AQUILA: A QUIC-Based Link Architecture for Resilient Long-Range UAV Communication
Ximing Huang, Yirui Rao
TL;DR
AQUILA addresses the conflicting requirements of high-bandwidth video and ultra-low-latency C2 in BVLOS UAVs operating over cellular networks. It introduces a unified QUIC-based transport that multiplexes MAVLink C2 on reliable streams and video on unreliable datagrams, coupled with a UAV-adapted SCReAM-FPV congestion control and a strict priority scheduler to prevent HOL blocking. A 0-RTT handover mechanism with a WireGuard overlay minimizes control blackout, while telemetry headroom reservation protects C2 under bandwidth stress. Experimental results show AQUILA outperforms TCP- and UDP-based approaches in C2 latency, video QoE, and resilience, validating its potential for robust BVLOS operations. The work also discusses trade-offs and limitations, including security implications of 0-RTT and areas for future enhancement such as adaptive CC and multipath QUIC.
Abstract
The proliferation of autonomous Unmanned Aerial Vehicles (UAVs) in Beyond Visual Line of Sight (BVLOS) applications is critically dependent on resilient, high-bandwidth, and low-latency communication links. Existing solutions face critical limitations: TCP's head-of-line blocking stalls time-sensitive data, UDP lacks reliability and congestion control, and cellular networks designed for terrestrial users degrade severely for aerial platforms.

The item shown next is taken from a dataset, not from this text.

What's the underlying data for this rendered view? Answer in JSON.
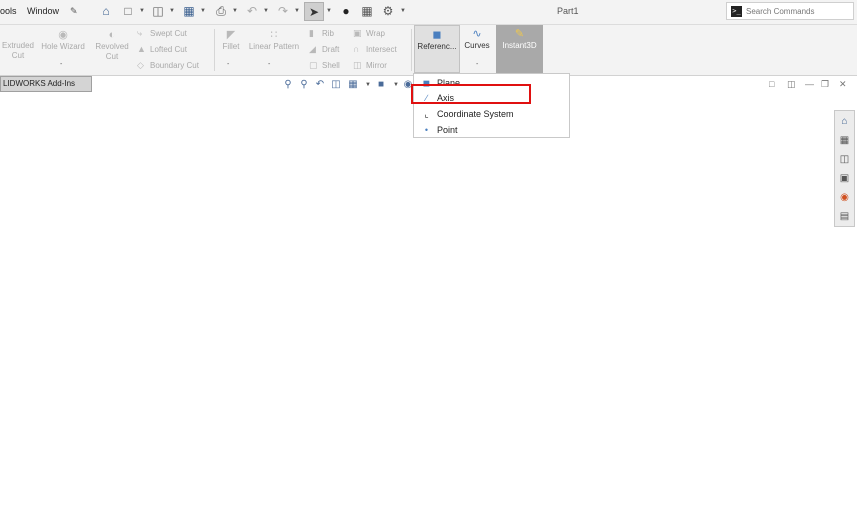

This paper introduces AQUILA, a cross-layer communication architecture built on QUIC to address these challenges. AQUILA contributes three key innovations: (1) a unified transport layer using QUIC's reliable streams for MAVLink Command and Control (C2) and unreliable datagrams for video, eliminating head-of-line blocking under unified congestion control; (2) a priority scheduling mechanism that structurally ensures C2 latency remains bounded and independent of video traffic intensity; (3) a UAV-adapted congestion control algorithm extending SCReAM with altitude-adaptive delay targeting and telemetry headroom reservation. AQUILA further implements 0-RTT connection resumption to minimize handover blackouts with application-layer replay protection, deployed over an IP-native architecture enabling global operation. Experimental validation demonstrates that AQUILA significantly outperforms TCP- and UDP-based approaches in C2 latency, video quality, and link resilience under realistic conditions, providing a robust foundation for autonomous BVLOS missions.